Gilles Savary, Ancien député européen, spécialiste des problèmes de transport, conseiller en entreprise et Conseiller général du département de la Gironde

Il faut mettre en place une gouvernance des trains régionaux plus simple et plus claire offrant aux régions la possibilité de choisir leurs opérateurs. Et instaurer un nouveau mécanisme de financement dédié et durable pour les services TER. La question du transfert des personnels SNCF devra être traitée.

Quelle devrait être la nouvelle étape de décentralisation des services ferroviaires de voyageurs en France ?

Compte tenu du réel succès de la semi-décentralisation qui a été mise en œuvre depuis pratiquement dix ans dans le transport express régional en France (+45% d’augmentation moyenne du trafic), il n’est pas illégitime d’envisager une véritable décentralisation. C’est-à-dire une décentralisation dans laquelle les Conseils régionaux disposeraient d’un pouvoir de décision qui leur permettrait d’assumer et de déployer une véritable politique publique du transport ferroviaire sur leur territoire. Cela passe par la mise en place d’une gouvernance des chemins de fer régionaux plus simple, plus claire, moins bureaucratique et moins litigieuse que celle qui existe actuellement. Principales dispositions à prévoir : un mode de financement dédié et durable, mais aussi la possibilité offerte aux Régions de choisir librement leurs opérateurs, voire même de créer, si nécessaire, des compagnies ferroviaires de proximité. En fait, il faut mettre sur pied un dispositif qui combine une maîtrise nationale indispensable du réseau et du graphique (pour éviter les errements britanniques initiaux), ainsi qu’une décentralisation accrue de l’exploitation des services ferroviaires.
Il faut également se préparer à l’ouverture du trafic national de voyageurs. La Commission Européenne a annoncé une Directive d’ouverture du trafic passagers national qui mettra fin de facto, d’ici 2018-2020, au régime d’exception dont bénéficie le chemin de fer lourd dans le Règlement OSP. La question qui est posée à la France est de savoir si elle anticipe cette ouverture en affirmant un « modèle français », ou si elle la subit dans l’improvisation.

À quelles conditions peut-on imaginer un dispositif pérenne de financement des différents réseaux de transport express régional ?

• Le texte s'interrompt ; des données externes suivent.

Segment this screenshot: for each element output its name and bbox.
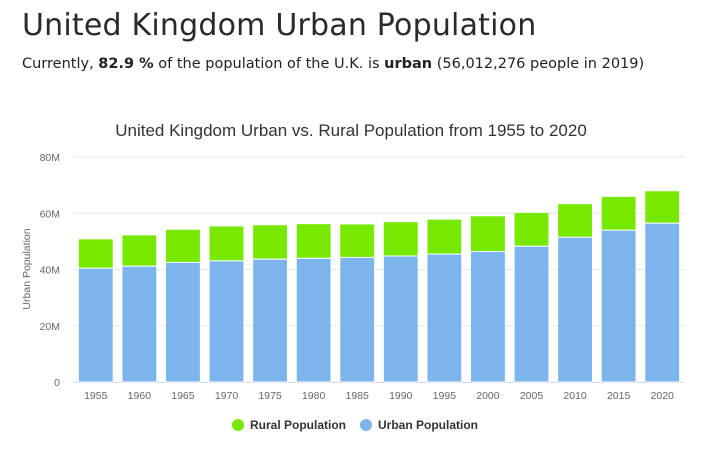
bar-rural-1985[interactable] — [339, 223, 376, 258]
bar-rural-1965[interactable] — [165, 228, 201, 263]
x-tick-label: 2000 — [476, 390, 500, 402]
x-tick-label: 2015 — [607, 390, 631, 402]
legend-label: Urban Population — [378, 418, 478, 432]
x-tick-label: 1970 — [215, 390, 239, 402]
x-tick-label: 1955 — [84, 390, 108, 402]
chart-bars — [77, 190, 681, 383]
y-axis-label: Urban Population — [21, 228, 33, 309]
bar-urban-1975[interactable] — [252, 258, 288, 383]
y-tick-label: 20M — [40, 321, 60, 333]
bar-rural-1960[interactable] — [121, 234, 158, 267]
bar-urban-1980[interactable] — [295, 257, 332, 383]
bar-urban-1970[interactable] — [208, 260, 245, 383]
bar-urban-1965[interactable] — [165, 261, 201, 383]
population-summary: Currently, 82.9 % of the population of t… — [22, 56, 644, 72]
bar-rural-1980[interactable] — [295, 223, 332, 259]
bar-urban-2010[interactable] — [557, 236, 594, 383]
bar-rural-1955[interactable] — [77, 238, 114, 269]
bar-rural-1990[interactable] — [382, 221, 419, 257]
x-tick-label: 1995 — [433, 390, 457, 402]
bar-urban-2020[interactable] — [644, 222, 681, 383]
bar-rural-1995[interactable] — [426, 218, 463, 255]
x-tick-label: 1965 — [171, 390, 195, 402]
y-axis-ticks: 0 20M 40M 60M 80M — [40, 152, 61, 389]
summary-suffix: (56,012,276 people in 2019) — [436, 56, 645, 72]
legend-label: Rural Population — [250, 418, 346, 432]
bar-urban-2000[interactable] — [470, 251, 506, 383]
y-tick-label: 0 — [54, 377, 60, 389]
summary-middle: of the population of the U.K. is — [158, 56, 380, 72]
x-tick-label: 2010 — [563, 390, 587, 402]
x-tick-label: 1980 — [302, 390, 326, 402]
bar-urban-1955[interactable] — [77, 267, 114, 383]
x-tick-label: 1975 — [258, 390, 282, 402]
bar-rural-2005[interactable] — [513, 211, 550, 247]
bar-urban-1995[interactable] — [426, 253, 463, 383]
legend-item-rural[interactable]: Rural Population — [232, 418, 346, 432]
x-tick-label: 2005 — [520, 390, 544, 402]
bar-urban-1985[interactable] — [339, 256, 376, 383]
urban-percent: 82.9 % — [98, 56, 154, 72]
bar-rural-1970[interactable] — [208, 225, 245, 262]
x-tick-label: 1985 — [346, 390, 370, 402]
legend-marker — [232, 419, 244, 431]
x-tick-label: 2020 — [651, 390, 675, 402]
chart-legend[interactable]: Rural Population Urban Population — [232, 418, 478, 432]
page-title: United Kingdom Urban Population — [22, 8, 537, 43]
bar-urban-2005[interactable] — [513, 245, 550, 383]
x-axis-ticks: 1955 1960 1965 1970 1975 1980 1985 1990 1995 2000… — [84, 390, 674, 402]
bar-rural-2010[interactable] — [557, 203, 594, 238]
bar-rural-2015[interactable] — [600, 195, 637, 231]
bar-rural-1975[interactable] — [252, 224, 288, 260]
y-tick-label: 40M — [40, 265, 60, 277]
bar-urban-1990[interactable] — [382, 255, 419, 383]
bar-rural-2020[interactable] — [644, 190, 681, 224]
bar-urban-2015[interactable] — [600, 229, 637, 383]
bar-urban-1960[interactable] — [121, 265, 158, 383]
summary-prefix: Currently, — [22, 56, 94, 72]
bar-rural-2000[interactable] — [470, 215, 506, 252]
chart-title: United Kingdom Urban vs. Rural Populatio… — [115, 121, 587, 140]
legend-item-urban[interactable]: Urban Population — [360, 418, 478, 432]
x-tick-label: 1960 — [128, 390, 152, 402]
legend-marker — [360, 419, 372, 431]
y-tick-label: 80M — [40, 152, 60, 164]
x-tick-label: 1990 — [389, 390, 413, 402]
urban-keyword: urban — [384, 56, 433, 72]
y-tick-label: 60M — [40, 208, 60, 220]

Faiblesse des recettes billettiques, difficultés des budgets publics, réforme de la fiscalité locale : le système de financement des transports express régionaux s’est considérablement fragilisé au cours des dernières années. Il est donc indispensable de prévoir un nouveau mécanisme assurant un niveau de ressources suffisant, stable et prédictible permettant aux Conseils régionaux de faire face aux besoins de développement des services TER. On pense à l’instauration d’une taxe fiscale ou parafiscale spécifique dont les assemblées régionales auraient la totale maîtrise. Plusieurs possibilités sont envisageables : l’instauration d’une taxe additionnelle au versement transport actuel, l’affectation d’une partie de la future taxe prévue pour les poids lourds ou encore l’attribution des recettes liées à la délivrance des certificats d’immatriculation automobile… Autant d’idées qui répondent à la nécessité d’une visibilité à long et moyen terme du financement du système ferroviaire.
Bien entendu, il est souhaitable de prévoir également une péréquation de ces recettes des régions les plus favorisées vers les régions moins bien dotée

En tant que président de la commission Concurrence, Europe et social, qu’attendez-vous de la tenue des Assises ferroviaires de cet automne 2011 ?

Ces Assises sont une excellente initiative, mais elles se tiennent tardivement, au regard d’une échéance électorale majeure. Néanmoins, je souhaite que leurs travaux s’inscrivent dans le cadre d’une réflexion d’intérêt général supérieur et dépassionné et permettent enfin de projeter notre système ferroviaire dans le XXIème siècle et les nouveaux défis qu’il doit relever.
Il nous faut imaginer une voie française d’ouverture des réseaux, garante d’une haute qualité de service, c’est-à-dire s’efforçant de répondre aux attentes des usagers aussi bien dans le domaine du fret que dans celui du transport des voyageurs ; mais aussi des missions de service public et d’un niveau de sécurité irréprochable. Un sondage IFOP sur ce thème sera d’ailleurs présenté en ouverture de ces Assises.
De plus, il est indispensable de s’inspirer largement des exemples étrangers réussis — en Allemagne, aux Pays-Bas, au Royaume-Uni ou en Suisse — sans oublier le problème sensible du transfert des personnels de la SNCF qui seront amenés à travailler chez les nouveaux entrants.
Je me propose d’associer l’ensemble des parties prenantes à ce dossier : RFF, la SNCF, les nouveaux entrants bien entendu mais aussi les syndicats et les parlementaires européens. Il est essentiel que l’on sorte des « idées reçues » et des nostalgies en les confrontant aux réalités et aux attentes de notre époque.